The CSO clarinet section -- Richard Hawley, Anthony McGill, Ixi Chen and Ronald Aufmann -- opened smartly with Piazzolla's "Histoire du Tango," a kind of natural history of the steamy step, from turn-of-the-century bordello to contemporary art form.

You could hear the progression: Aufmann's tapping of the keys in "Bordel," the smoldering passion of "Café 1930," the more modern, cinematic sounds in "Night Club 1960" and the short, sassy finale ("Aujourd'hui").

CSO concertmaster Timothy Lees and violist Julian Wilkison were beautifully matched in Mozart's Duo for Violin and Viola, K.424. Wilkison's double stops were right on target in the exacting Andante, and the two played with elegance of expression and tonal sheen.

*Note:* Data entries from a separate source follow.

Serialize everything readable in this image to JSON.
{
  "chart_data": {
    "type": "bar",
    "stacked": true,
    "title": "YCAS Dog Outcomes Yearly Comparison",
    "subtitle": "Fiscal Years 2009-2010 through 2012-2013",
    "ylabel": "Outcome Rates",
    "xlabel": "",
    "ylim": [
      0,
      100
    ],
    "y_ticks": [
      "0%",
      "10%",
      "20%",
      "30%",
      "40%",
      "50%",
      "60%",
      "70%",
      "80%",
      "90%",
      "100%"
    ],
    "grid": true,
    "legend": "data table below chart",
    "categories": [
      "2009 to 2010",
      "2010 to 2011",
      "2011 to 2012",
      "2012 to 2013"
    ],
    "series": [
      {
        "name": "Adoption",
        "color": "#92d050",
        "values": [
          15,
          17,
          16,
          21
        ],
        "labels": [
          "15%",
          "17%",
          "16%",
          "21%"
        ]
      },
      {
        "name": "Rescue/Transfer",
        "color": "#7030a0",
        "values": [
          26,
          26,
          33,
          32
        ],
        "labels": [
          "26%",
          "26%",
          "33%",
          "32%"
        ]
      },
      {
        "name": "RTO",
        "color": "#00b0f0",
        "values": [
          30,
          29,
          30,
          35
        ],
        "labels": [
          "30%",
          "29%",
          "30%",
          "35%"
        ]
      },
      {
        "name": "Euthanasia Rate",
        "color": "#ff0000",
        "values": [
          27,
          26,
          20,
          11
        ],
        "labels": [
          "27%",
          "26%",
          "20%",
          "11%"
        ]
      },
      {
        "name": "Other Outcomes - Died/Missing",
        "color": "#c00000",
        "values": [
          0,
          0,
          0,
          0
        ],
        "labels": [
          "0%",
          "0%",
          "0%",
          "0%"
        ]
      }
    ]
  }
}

Assistant concertmaster Sylvia Samis led Bolling's Suite for Violin and Jazz Piano Trio, a "crossover" classic that imbues ragtime, the waltz, a French gavotte and a spinning hora with jazz rhythms.

Samis supplied all the right idioms -- the "Hora" was particularly delightful -- in an expert collaboration with pianist Julie Spangler, bassist Rich Vizachero and percussionist William Platt.

Smetana's lush, Brahmsian Piano Trio brought the evening to a heart-stopping close.

Aguiar astonished with his huge tone, produced high on the violin's lowest string in the opening bars. Culnan and Weinstock followed suit, making for a performance of radiant beauty and compelling musicianship.